Nie piszę tego w negatywnym sensie, gdyż Uomo nie sposób odmówić uroku. Mnie Uomo spodobał się właśnie dzięki temu bardzo sugestywnemu, smacznemu akordowi.
Połączenie nut drzewnych z kulinarnymi zrealizowane przez nie lada duet perfumiarski Alberto Morillasa i Aureliena Guicharda zaowocowało dynamicznym współczesnym męskim zapachem, który reprezentuje dobrze znana kategorię gourmand, wnosząc wszakże do niej nowy w perfumerii akord tiramisu.
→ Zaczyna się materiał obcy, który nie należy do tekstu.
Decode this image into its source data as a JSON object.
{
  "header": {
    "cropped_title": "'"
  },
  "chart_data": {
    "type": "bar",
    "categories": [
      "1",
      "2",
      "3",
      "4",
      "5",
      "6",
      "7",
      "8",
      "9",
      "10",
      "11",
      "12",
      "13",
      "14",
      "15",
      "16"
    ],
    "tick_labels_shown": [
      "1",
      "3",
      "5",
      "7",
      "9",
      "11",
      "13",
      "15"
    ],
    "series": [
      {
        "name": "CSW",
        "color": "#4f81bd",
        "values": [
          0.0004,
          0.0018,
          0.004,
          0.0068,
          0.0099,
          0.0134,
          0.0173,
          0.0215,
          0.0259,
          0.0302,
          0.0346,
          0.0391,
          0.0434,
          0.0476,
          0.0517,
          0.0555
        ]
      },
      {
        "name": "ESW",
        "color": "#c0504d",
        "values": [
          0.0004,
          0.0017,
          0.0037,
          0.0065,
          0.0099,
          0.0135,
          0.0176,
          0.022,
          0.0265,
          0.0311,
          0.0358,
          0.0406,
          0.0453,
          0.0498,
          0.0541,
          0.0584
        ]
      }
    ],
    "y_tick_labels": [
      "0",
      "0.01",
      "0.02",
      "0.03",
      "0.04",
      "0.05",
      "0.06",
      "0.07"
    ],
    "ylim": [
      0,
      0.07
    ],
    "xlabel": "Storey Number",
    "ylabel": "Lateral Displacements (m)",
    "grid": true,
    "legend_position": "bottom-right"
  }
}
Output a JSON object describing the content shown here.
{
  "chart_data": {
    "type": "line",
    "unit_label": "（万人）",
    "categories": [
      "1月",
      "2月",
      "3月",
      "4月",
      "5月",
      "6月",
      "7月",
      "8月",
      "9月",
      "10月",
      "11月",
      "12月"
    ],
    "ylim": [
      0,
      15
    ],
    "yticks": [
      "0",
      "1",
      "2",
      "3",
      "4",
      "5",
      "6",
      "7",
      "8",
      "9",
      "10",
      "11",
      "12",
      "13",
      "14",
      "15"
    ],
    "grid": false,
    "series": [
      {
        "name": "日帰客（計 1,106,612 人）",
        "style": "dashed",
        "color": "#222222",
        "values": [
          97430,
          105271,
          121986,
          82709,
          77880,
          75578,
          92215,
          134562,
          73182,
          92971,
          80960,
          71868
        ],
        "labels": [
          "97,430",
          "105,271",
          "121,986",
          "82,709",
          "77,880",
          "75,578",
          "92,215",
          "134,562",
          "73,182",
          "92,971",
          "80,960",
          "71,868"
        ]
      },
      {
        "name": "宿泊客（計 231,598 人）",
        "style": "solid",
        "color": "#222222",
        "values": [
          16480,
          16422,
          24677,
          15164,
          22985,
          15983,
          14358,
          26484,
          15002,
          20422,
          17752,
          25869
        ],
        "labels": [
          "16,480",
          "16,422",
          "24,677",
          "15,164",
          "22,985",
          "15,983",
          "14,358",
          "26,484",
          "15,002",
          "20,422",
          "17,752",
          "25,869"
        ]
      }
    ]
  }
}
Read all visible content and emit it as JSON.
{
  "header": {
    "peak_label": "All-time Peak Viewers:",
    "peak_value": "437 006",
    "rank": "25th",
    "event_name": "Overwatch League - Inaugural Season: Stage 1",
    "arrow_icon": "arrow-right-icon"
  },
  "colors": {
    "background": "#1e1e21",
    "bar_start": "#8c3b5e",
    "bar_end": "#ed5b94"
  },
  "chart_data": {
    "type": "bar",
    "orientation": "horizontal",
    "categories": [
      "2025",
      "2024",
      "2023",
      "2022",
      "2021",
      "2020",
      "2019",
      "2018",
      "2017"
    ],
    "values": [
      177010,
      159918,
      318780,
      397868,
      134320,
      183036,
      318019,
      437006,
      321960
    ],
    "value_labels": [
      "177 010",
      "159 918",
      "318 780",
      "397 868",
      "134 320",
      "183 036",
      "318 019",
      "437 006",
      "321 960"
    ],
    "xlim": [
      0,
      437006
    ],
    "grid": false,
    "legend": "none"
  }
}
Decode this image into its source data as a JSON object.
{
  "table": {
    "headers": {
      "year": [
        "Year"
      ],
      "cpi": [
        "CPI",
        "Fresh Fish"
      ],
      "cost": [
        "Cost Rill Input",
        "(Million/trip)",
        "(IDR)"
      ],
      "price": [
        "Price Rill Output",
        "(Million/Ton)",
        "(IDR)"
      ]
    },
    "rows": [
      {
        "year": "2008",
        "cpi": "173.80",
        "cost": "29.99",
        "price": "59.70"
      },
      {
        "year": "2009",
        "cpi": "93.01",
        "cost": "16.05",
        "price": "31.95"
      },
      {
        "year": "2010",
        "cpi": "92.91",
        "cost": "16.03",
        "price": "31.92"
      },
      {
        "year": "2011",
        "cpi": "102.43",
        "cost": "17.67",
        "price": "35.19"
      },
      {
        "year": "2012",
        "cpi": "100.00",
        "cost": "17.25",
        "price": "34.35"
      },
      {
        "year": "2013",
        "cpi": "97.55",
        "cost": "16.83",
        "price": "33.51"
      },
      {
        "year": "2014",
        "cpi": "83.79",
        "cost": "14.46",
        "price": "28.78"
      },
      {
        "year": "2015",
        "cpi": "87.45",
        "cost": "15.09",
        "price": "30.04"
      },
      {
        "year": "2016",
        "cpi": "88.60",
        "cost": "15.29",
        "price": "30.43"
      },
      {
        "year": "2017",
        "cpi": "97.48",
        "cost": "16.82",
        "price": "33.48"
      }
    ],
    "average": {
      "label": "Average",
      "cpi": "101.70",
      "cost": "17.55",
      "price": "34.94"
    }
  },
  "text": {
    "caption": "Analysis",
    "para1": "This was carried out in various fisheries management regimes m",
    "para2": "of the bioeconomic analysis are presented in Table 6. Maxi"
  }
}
Jest on wyczuwalny od pierwszych sekund, choć początkowo, dla uzyskania bardziej spektakularnego efektu, połączono go z cytrusami i pieprzem. W sercu ujawnia się on w pełnej krasie, by z czasem pozostawić po sobie długotrwały, choć już mniej oryginalny finisz, zdominowany przez tonka, drewno sandałowe i cashmeran.
Uomo projektuje bardzo solidnie przez pierwsze dwa, trzy kwadranse, z czasem cichnąc, ale wciąż utrzymując się na ładnie wyczuwalnym poziomie przez kolejne godziny. Trwałość zapachu jest bardzo dobra, przekraczająca 10 godzin.
Uomo to ze wszech miar zapach mainstreamowy, zaprojektowany z myślą o szeroko pojętej współczesnej, raczej młodszej męskiej klienteli oraz – jak sądzę – także z myślą o kobiecych gustach. A to dlatego, że moim zdaniem mężczyzna tak apetycznie pachnący z pewnością nie będzie obojętnym przedstawicielkom płci pięknej. A przecież młodym facetom zwykle o to chodzi, prawda?
nuty głowy: bergamotka, kardamon, czarny pieprz
nuty serca: akord Tiramisu, kwiat pomarańczy, Ambrox
nuty bazy: kaszmir, drewno sandałowe, tonka
perfumiarze: Alberto Morillas i Aurelien Guichard
rok premiery: 2016
moja ocena w skali 1 -6:
zapach: 4,0/ oryginalność: 4,0/ projekcja: 4,0/ trwałość: 4,5
Mi również bardzo się spodobał przez ten ciekawy akord tiramisu. Coś nowego wśród słodkości. 🙂 Ta kremowość przełamana delikatną nutką kawy… Pychota. Sama chętnie bym w tym zapachu czasem chodziła, chociaż rzadko sięgam po słodkie perfumy.